The REIT last declared a quarterly cash dividend of $0.05 per share, in line with its prior payout and for a 6.1% annualized forward yield. This is the highest yield in over 3 years, but the income is not the prize here. The direction of Braemar’s tangible book value (“TBV”) has been the enemy of its shareholders for years. This came in at $372.7 million as of the end of its second quarter, down $15 million sequentially from $444.7 million in its year-ago quarter. This pullback has been more dramatic on a per share basis as Braemar’s outstanding share count has ballooned 113% over the last 3 years. Critically, this has been dilution below TBV, the direct opposite action to typically accretive share offerings conducted at premiums to TBV.
Ashford And The TBV Conundrum
Braemar is externally advised by Dallas-based Ashford (AINC), a company that’s down 90% over the last 5 years, currently sports a $30 million market cap, and whose other managed hotel REIT Ashford Hospitality Trust (AHT) looks set to transfer 19 portfolio hotels to its lenders. An externally managed REIT is only as good as its manager and Ashford’s management has left Braemar’s shareholders worse off. The pandemic was beyond their control, but total returns in the five years before the pandemic were also deeply negative. What’s the play here? Avoid the commons.
The preferreds offer more value. The Series D preferreds (NYSE:BHR.PD) and the convertible Series B preferreds (NYSE:BHR.PB) offer a yield on cost of 9.17% and 9.97% respectively, markedly higher than the commons and have been significantly more stable over the last 3 years. To be clear, Braemar is being externally managed by a company that’s presided over the aggregate loss of $1.05 billion in value over three companies over the last 5 years. Braemar’s second-quarter earnings were decent.
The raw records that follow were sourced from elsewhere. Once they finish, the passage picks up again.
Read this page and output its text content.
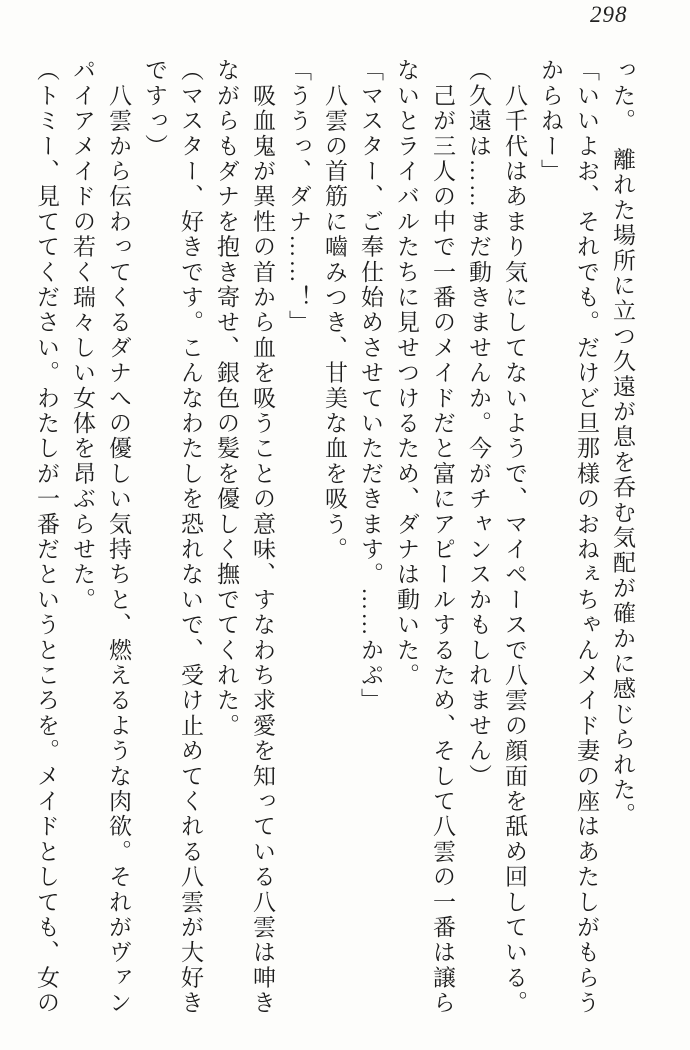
298

った。　離れた場所に立つ久遠が息を呑む気配が確かに感じられた。

「いいよお、それでも。だけど旦那様のおねぇちゃんメイド妻の座はあたしがもらうからねー」

　八千代はあまり気にしてないようで、マイペースで八雲の顔面を舐め回している。

（久遠は……まだ動きませんか。今がチャンスかもしれません）

　己が三人の中で一番のメイドだと富にアピールするため、そして八雲の一番は譲らないとライバルたちに見せつけるため、ダナは動いた。

「マスター、ご奉仕始めさせていただきます。……かぷ」

　八雲の首筋に嚙みつき、甘美な血を吸う。

「ううっ、ダナ……！」

　吸血鬼が異性の首から血を吸うことの意味、すなわち求愛を知っている八雲は呻きながらもダナを抱き寄せ、銀色の髪を優しく撫でてくれた。

（マスター、好きです。こんなわたしを恐れないで、受け止めてくれる八雲が大好きですっ）

　八雲から伝わってくるダナへの優しい気持ちと、燃えるような肉欲。それがヴァンパイアメイドの若く瑞々しい女体を昂ぶらせた。

（トミー、見ててください。わたしが一番だというところを。メイドとしても、女の
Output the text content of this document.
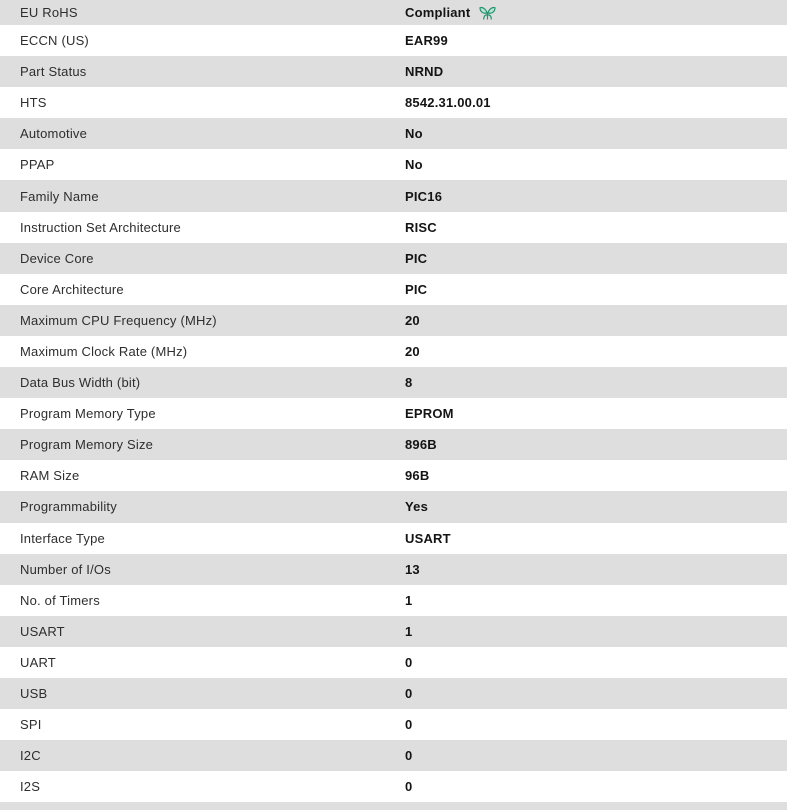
EU RoHS	Compliant
ECCN (US)	EAR99
Part Status	NRND
HTS	8542.31.00.01
Automotive	No
PPAP	No
Family Name	PIC16
Instruction Set Architecture	RISC
Device Core	PIC
Core Architecture	PIC
Maximum CPU Frequency (MHz)	20
Maximum Clock Rate (MHz)	20
Data Bus Width (bit)	8
Program Memory Type	EPROM
Program Memory Size	896B
RAM Size	96B
Programmability	Yes
Interface Type	USART
Number of I/Os	13
No. of Timers	1
USART	1
UART	0
USB	0
SPI	0
I2C	0
I2S	0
The hotel REIT recorded a $4.47 million beat on revenue which at $186.71 million was a 6.8% increase over its year-ago comp.
Braemar Hotels & Resorts August Form 8-K
Total hotel operating expenses moved up $11.6 million to $125.25 million with food and beverage expenses recording a comparatively larger increase of 14% versus its revenue growth. Comparable RevPAR of $309 for all hotels fell 4.2% over the prior year with the comparable average daily rate (“ADR”) also decreasing over its prior year by 5.2% to $436. Occupancy was at 70.9% as of the end of the second quarter, roughly flat from occupancy of 71% in the year-ago comp.
Balance Sheet And The Outlook For Growth
Net income attributable to common stockholders actually came in negative during the second quarter, a deterioration from a profit of $10.3 million in the year-ago period. This negative direction was majorly driven by interest expenses that jumped to $22.9 million from $9.7 million. However, adjusted funds from operations was $0.20 per diluted share for the second quarter on the back of adjusted EBITDAre of $46.3 million. The earnings were fundamentally decent with Braemar exiting the second quarter with cash and equivalents, including restricted cash, of $191.4 million. However, whilst AFFO could cover the annualized dividend by 100%, there is simply no room for further weakness. AFFO was down materially from $0.37 in the year-ago comp.
The REIT could lean on its cash pile to maintain the dividends to its common and preferred holders, but this is unlikely to be a prudent strategy in the medium to long term. At the core of Braemar’s issue is $1.1 billion of loans held as of the end of the second quarter. This had a blended average interest rate of 7% with 79% of the total being fixed and the remaining 21% at floating rates. Braemar has had to extend the maturity of a $435 million mortgage loan secured by four properties by 12 months to June 2024. The REIT might have to explore asset divestitures to meet this new maturity or like the other Ashford hotel REIT simply hand back the four urban hotels to the lenders. Now, I’m rating Braemar as a sell against a falling AFFO profile and near-term debt maturity uncertainty.